Is this a smart move for the league in the era of health and safety? The answer is both “yes” and “no.”
There’s no question that an extra NFL game increases injury risk. Skiing an extra 17th day down double black diamond runs increases one’s risk of ACL tear as opposed to just 16 days on the slopes. However, the increased risk is incremental.
Clearly the players accepted this move due to dollars and not for health reasons, since the salary cap will also increase because of bigger TV contracts. Players now get 48% of the revenue. The risk of injury will increase, but I don’t believe we will see a significant change.

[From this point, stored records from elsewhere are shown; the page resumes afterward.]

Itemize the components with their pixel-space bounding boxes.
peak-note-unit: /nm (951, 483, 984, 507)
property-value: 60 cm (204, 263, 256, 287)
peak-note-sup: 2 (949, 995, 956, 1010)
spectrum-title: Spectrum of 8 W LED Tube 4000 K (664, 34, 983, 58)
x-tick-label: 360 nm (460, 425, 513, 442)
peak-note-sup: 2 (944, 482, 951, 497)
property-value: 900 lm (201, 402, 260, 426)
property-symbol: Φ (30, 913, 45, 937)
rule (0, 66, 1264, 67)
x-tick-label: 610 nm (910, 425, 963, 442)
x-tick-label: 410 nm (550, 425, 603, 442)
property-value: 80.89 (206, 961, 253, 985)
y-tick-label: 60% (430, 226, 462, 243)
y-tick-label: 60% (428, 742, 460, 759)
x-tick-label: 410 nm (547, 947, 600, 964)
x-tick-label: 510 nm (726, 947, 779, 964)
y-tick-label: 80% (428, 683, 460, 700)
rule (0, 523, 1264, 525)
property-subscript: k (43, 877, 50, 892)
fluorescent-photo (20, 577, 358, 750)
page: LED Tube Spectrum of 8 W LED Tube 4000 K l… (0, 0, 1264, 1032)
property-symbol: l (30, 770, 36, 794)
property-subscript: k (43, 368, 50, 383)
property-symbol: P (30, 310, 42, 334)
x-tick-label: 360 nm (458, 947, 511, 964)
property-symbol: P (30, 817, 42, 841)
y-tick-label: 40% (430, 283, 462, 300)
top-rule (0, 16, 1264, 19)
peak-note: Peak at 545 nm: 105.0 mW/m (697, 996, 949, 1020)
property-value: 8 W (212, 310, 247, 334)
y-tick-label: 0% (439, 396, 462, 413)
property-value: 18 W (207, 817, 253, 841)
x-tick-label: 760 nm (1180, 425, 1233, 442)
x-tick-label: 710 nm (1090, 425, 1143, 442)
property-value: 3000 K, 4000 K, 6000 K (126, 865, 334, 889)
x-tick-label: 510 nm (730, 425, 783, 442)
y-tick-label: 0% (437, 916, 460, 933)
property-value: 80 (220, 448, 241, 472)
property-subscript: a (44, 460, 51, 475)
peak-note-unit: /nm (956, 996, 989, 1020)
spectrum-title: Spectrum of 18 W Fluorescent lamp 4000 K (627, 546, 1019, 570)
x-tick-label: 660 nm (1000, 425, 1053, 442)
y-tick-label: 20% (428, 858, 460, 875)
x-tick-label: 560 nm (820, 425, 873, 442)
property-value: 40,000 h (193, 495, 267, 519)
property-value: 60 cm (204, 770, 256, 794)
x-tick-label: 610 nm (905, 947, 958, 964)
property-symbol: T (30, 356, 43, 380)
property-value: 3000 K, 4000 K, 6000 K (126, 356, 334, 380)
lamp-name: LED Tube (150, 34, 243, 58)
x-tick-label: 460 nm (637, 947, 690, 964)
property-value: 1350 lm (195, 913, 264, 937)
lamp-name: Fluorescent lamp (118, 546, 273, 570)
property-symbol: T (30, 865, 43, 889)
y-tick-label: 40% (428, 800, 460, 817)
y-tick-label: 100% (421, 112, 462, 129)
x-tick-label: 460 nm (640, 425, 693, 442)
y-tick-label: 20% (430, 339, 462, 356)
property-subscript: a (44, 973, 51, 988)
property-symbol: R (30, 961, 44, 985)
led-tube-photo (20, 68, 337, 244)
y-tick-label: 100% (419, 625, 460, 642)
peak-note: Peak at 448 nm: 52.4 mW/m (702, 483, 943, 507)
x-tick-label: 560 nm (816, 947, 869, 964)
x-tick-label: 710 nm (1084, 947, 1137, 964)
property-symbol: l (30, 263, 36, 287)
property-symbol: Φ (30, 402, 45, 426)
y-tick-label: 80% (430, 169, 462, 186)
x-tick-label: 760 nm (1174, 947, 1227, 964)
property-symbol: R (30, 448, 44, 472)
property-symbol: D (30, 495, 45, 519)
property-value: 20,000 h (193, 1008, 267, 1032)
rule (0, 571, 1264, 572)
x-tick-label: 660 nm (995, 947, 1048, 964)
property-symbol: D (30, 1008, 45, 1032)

I still would have preferred my long-standing proposal of playing 16 games across 18 weeks and adding a second bye week. This would improve health and add more rest while fixing the short week/Thursday game issue by having only teams coming off a bye play mid-week. It solves the problem of teams with a “too early” or “too late” bye and opens up Wednesday game consideration. Financially, an extra week of prime time and Sunday slate of games is the same as the current windfall. As it is, we can’t watch all of the 8 or 10 games played in the early Sunday slot.
To me, it seemed like the NFL actually wanted 18 games but thought it was unachievable. They seemed to settle for 17, so that extra game seems destined for an international venue or neutral site to grow the game.
Perhaps Park Avenue is smarter than all of us and they are saving the second bye proposal for when they want to go to 18 games across 20 weeks in the near future. Then we will get a President’s Day Weekend Super Bowl.